В большие бураны больничный поселок заносило снегом до крыш, и только по дыму труб можно было ориентироваться. У каждого отделения вырублены были ступеньки вниз — к входной двери. Мы вылезли из своего общежития наверх, побежали к женскому отделению и вошли в мининский кабинет в половине девятого, надели халаты и, приоткрыв дверь, скользнули в комнату. Шла обычная пятиминутка, сдача сестрой ночного дежурства. Минин, огромный седобородый старик, сидел за маленьким столом и морщился. Рапорт ночного дежурства кончился, и Минин махнул рукой. Все зашумели… Минин повернул голову направо. На небольшом стеклянном подносе старшая сестра принесла стаканчик голубоватой жидкости. Запах был знакомым. Минин взял стаканчик, выпил и разгладил седые усы.
— Ликер «Голубая ночь», — сказал он, подмигивая курсантам.
Я несколько раз был на его операциях. Оперировал он всегда «под мухой», но уверял, что руки дрожать не будут. Операционные сестры утверждали то же самое. Но после операции, когда он размывался, полоща руки в большом тазу, толстые мощные пальцы его дрожали мелкой дрожью, и он грустно разглядывал свои непослушные, трясущиеся руки.
— Отработался, Николай Сергеевич, отработался, — тихонько говорил он себе. Но продолжал оперировать еще несколько лет.
До Колымы он работал в Ленинграде. Арестован был в тридцать седьмом году, года два возил тачку на Колыме. Был он соавтором большого учебника по гинекологии. Фамилия второго автора была Серебряков. После ареста Минина учебник стал выходить с одной фамилией Серебрякова. На сутяжнические хлопоты после освобождения у Минина не хватило сил. Его освободили, как всех, без права выезда с Колымы. Он стал пить еще больше, а в 1952 году повесился в своей комнате в поселке Дебин.
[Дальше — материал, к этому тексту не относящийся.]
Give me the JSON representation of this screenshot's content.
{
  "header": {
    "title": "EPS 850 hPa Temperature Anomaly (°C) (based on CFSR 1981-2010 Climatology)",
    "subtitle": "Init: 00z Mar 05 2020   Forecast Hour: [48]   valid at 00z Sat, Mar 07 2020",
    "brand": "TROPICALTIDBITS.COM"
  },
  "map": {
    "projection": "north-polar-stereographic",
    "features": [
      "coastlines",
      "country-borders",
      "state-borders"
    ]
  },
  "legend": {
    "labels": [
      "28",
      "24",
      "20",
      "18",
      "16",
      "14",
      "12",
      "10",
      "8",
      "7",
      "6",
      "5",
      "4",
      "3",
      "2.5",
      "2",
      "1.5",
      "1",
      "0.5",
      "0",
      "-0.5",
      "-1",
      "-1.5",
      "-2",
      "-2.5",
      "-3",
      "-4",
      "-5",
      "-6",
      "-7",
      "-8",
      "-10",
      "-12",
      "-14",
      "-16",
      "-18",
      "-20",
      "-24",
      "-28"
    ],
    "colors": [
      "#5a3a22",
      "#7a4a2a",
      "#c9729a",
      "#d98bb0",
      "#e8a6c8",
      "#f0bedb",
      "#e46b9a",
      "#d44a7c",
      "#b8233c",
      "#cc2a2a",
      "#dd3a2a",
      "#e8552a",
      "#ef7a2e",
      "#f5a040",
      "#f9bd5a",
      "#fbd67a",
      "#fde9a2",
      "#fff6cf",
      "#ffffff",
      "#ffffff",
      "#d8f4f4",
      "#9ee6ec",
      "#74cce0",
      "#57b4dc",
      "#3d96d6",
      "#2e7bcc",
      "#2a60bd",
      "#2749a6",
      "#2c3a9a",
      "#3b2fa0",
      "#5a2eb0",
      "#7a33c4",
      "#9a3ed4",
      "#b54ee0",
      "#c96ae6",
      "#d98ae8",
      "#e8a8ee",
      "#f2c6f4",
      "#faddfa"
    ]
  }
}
Во время революции старый большевик Николай Сергеевич Минин вел переговоры с АРА от имени Советского правительства, встречался с Нансеном. Позднее читал лекции по радио по антирелигиозным вопросам.
Все его очень любили — как-то выходило так, что Минин всем хотел добра, хотя ничего никому не делал, ни хорошего, ни плохого.
Доктор Сергей Иванович Куликов читал «Туберкулез». В тридцатых годах усердно внушалось гражданам Большой земли, что климат Колымы и климат Дальнего Востока — одно и то же. Колымские горы якобы благоприятствуют лечению туберкулеза и стабилизируют состояние легочных больных, во всяком случае. Ревнители сего утверждения забывали, что Колымские сопки покрыты болотами, что реки золотых районов проложили себе путь в болотах, что лесотундра Колымы — самое вредное место для легочников. Забывали про почти поголовную заболеваемость туберкулезом у эвенков, якутов, юкагиров Колымы. В больницах для заключенных туберкулезные отделения не планировались. Но бацилла Коха — есть бацилла Коха, и туберкулезные отделения пришлось создавать весьма вместительные.
Сергей Иванович был по видимости сед и дряхл, заметно глуховат, но бодр душой и телом. Предмет свой он считал главнейшим, сердился, когда ему противоречили. Помалкивал, но, слыша важные газетные новости, усмехался и сверкал глазами.
Доктор Куликов отбыл десять лет по какому-то пункту пятьдесят восьмой статьи. Когда освободился, получил пожизненное прикрепление. На Колыму к нему приехала семья: старушка жена и дочь — тоже врач-туберкулезник.
Химик Бойченко вел лабораторную практику курсантов. Меня он запомнил хорошо и относился с полным презрением к человеку, не знающему химии.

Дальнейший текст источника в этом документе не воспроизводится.